Perbandingan Derajat Hiperemis Pascabedah Pterigium Inflamasi antara Teknik Lem Fibrin Otologus dan Teknik Jahitan
Abstract
Tandur konjungtiva bulbi merupakan baku emas pada pembedahan pterigium yang secara umum metode penempelannya dengan menggunakan jahitan, namun memiliki beberapa kekurangan, di antaranya waktu pembedahan cukup lama, menimbulkan reaksi inflamasi, dan kemungkinan komplikasi. Saat ini dikembangkan penggunaan lem fibrin untuk penempelan tandur konjungtiva bulbi sebagai alternatif prosedur pengganti jahitan. Penelitian ini bertujuan untuk mengetahui derajat hiperemis pascabedah pterigium inflamasi antara teknik lem fibrin otologus (LFO) dan teknik jahitan. Penelitian ini merupakan uji klinis acak terkontrol tersamar tunggal yang dilaksanakan di Pusat Mata Nasional Rumah Sakit Mata Cicendo Bandung dari bulan Oktober−Desember 2010. Subjek penelitian dibagi menjadi dua kelompok secara acak dan hasilnya terdapat 12 penderita kelompok LFO dan 14 penderita kelompok jahitan. Pemantauan dilakukan pada minggu pertama, kedua, dan keempat pascabedah serta dilakukan pengambilan foto lampu celah biomikroskop digital. Benang jahitan disamarkan menggunakan perangkat lunak penyunting foto dan satu orang pengamat menilai secara objektif derajat hiperemis pada foto digital. Analisis statistik dilakukan menggunakan Uji Mann Whitney. Hasil penelitian menunjukkan bahwa derajat hiperemis secara bermakna lebih kecil pada minggu pertama, kedua, dan keempat pada kelompok teknik LFO (derajat hiperemis 2,5; 2; dan 1,5) dibandingkan dengan kelompok teknik jahitan (derajat hiperemis 4; 3; dan 2) (p<0,05). Simpulan, penggunaan LFO untuk melekatkan tandur konjungtiva bulbi pada pembedahan pterigium inflamasi menghasilkan derajat hiperemis yang lebih kecil dibandingkan dengan penggunaan jahitan. [MKB. 2013;45(3):174–9]

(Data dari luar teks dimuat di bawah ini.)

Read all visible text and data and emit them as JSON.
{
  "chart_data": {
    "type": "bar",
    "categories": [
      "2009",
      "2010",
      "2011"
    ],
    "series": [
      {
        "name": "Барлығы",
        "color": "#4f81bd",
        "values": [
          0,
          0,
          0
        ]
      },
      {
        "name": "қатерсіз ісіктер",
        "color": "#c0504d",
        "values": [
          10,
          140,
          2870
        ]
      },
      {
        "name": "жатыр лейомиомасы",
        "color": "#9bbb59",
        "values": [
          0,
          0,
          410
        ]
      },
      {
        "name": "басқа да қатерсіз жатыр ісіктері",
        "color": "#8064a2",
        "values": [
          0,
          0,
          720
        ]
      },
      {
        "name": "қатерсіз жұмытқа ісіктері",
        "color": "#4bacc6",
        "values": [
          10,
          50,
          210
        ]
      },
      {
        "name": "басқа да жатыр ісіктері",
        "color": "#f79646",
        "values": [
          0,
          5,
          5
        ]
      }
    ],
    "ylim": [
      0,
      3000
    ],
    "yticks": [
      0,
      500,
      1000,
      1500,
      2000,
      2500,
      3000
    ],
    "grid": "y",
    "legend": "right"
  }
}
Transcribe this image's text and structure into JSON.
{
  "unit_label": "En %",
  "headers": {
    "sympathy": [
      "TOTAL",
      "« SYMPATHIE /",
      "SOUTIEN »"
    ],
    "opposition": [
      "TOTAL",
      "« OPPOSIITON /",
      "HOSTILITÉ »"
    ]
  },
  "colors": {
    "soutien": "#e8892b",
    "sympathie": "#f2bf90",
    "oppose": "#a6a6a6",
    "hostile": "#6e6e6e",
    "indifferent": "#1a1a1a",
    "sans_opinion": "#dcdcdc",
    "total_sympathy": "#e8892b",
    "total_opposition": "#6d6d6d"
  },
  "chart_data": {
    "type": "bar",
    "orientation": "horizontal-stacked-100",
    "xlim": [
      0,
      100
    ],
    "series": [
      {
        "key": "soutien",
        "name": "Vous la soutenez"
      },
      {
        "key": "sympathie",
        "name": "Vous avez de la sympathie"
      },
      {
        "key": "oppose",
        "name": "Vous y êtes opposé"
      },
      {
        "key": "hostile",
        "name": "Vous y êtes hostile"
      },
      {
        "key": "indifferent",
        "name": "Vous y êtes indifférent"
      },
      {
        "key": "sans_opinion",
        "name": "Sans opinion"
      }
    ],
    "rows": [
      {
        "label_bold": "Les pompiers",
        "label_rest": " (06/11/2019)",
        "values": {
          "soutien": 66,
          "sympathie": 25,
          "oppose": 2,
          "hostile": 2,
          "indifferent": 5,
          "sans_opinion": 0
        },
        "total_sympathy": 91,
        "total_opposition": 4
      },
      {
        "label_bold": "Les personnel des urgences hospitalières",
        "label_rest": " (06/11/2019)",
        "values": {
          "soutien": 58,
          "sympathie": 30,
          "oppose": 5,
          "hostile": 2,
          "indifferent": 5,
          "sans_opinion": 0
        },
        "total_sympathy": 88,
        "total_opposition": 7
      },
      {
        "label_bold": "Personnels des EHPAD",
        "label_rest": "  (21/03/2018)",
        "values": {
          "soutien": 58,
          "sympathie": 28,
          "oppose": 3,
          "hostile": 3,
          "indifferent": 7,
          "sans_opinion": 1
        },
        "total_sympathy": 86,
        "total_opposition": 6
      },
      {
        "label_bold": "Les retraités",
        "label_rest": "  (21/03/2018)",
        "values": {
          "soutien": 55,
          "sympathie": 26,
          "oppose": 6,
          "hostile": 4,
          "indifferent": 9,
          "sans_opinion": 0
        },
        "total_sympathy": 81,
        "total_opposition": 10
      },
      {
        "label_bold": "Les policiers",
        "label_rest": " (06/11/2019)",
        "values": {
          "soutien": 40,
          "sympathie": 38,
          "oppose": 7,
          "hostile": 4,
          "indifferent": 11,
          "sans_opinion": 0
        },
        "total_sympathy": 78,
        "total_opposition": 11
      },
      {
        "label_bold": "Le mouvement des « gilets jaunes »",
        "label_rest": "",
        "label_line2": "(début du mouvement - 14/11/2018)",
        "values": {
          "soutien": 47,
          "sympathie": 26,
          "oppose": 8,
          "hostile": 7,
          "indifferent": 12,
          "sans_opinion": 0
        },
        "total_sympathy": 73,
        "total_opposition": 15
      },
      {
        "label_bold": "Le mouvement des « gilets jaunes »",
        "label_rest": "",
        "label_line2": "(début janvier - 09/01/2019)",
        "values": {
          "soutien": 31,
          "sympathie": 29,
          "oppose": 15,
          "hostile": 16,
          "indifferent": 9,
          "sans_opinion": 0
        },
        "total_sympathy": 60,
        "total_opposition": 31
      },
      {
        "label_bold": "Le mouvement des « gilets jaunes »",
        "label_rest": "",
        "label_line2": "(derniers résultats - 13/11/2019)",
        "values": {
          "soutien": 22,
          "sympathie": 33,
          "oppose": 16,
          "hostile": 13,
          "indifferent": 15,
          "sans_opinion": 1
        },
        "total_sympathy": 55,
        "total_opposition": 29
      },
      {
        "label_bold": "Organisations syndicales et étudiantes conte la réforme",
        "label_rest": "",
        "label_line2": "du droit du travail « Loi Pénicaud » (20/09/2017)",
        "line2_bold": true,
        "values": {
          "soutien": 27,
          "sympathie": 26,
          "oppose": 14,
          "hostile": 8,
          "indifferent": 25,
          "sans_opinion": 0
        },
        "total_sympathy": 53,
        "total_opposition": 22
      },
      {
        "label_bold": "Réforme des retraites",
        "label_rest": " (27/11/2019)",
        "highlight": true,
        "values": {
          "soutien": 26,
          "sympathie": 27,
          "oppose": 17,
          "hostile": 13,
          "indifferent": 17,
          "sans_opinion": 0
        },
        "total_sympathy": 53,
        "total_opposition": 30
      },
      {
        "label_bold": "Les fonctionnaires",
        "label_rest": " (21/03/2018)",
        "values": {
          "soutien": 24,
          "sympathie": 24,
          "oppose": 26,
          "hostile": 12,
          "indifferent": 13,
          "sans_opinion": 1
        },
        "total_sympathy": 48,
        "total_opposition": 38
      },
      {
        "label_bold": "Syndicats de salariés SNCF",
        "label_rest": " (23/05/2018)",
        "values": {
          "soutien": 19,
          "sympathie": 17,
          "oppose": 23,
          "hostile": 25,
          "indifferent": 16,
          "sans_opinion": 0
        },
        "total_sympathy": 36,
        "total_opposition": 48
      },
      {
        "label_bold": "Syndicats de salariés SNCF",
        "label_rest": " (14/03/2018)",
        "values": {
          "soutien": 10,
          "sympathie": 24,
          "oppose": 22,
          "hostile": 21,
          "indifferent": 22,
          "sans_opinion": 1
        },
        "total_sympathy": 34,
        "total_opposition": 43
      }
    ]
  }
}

Kata kunci: Lem fibrin otologus, pterigium inflamasi
Comparison of Hyperemia Degree between Autologous Fibrin Glue and Suture Technique Post Inflammed Pterygium Surgery
Conjunctival autograft is the gold standard in pterygium surgery which is regularly secured with suture, butthis method has few drawbacks of prolonged operating time, provoke ocular inflammation and potential risk for suture related complication. The use of fibrin glue has become an alternative procedure in conjuntival graft transplantation. The aim of this study was to compare hyperemia degree post inflamed pterygium surgery between autologous fibrin glue (AFG) and suture technique. This was a randomized, controlled, single blind clinical trial that conducted in National Eye Center, Cicendo Eye Hospital Bandung from October−December 2010. Subjects were randomly assigned to two groups and as result 12 patients belong to AFG group and 14 belong to suture group. Digital slit-lamp photographs were taken at 1st week, 2nd week and 4th week postoperatively for observation. Sutures were masked using photo-editing software and one masked observers objectively graded the digital photograph for degree of hyperemia. Statistical analysis was performed using Mann Whitney Test. The results of this study showed that the degree of hyperemia was significantly lower in AFG group (hyperemia degree 2.5, 2 and 1.5) than in suture group (hyperemia degree 4, 3 and 2) at 1st week, 2nd week and 4th week post operatively (p<0.05). In conclusion, the use of AFG for graft fixation in inflamed pterygium surgery produced significantly lower hyperemia degree. [MKB. 2013;45(3):174–9]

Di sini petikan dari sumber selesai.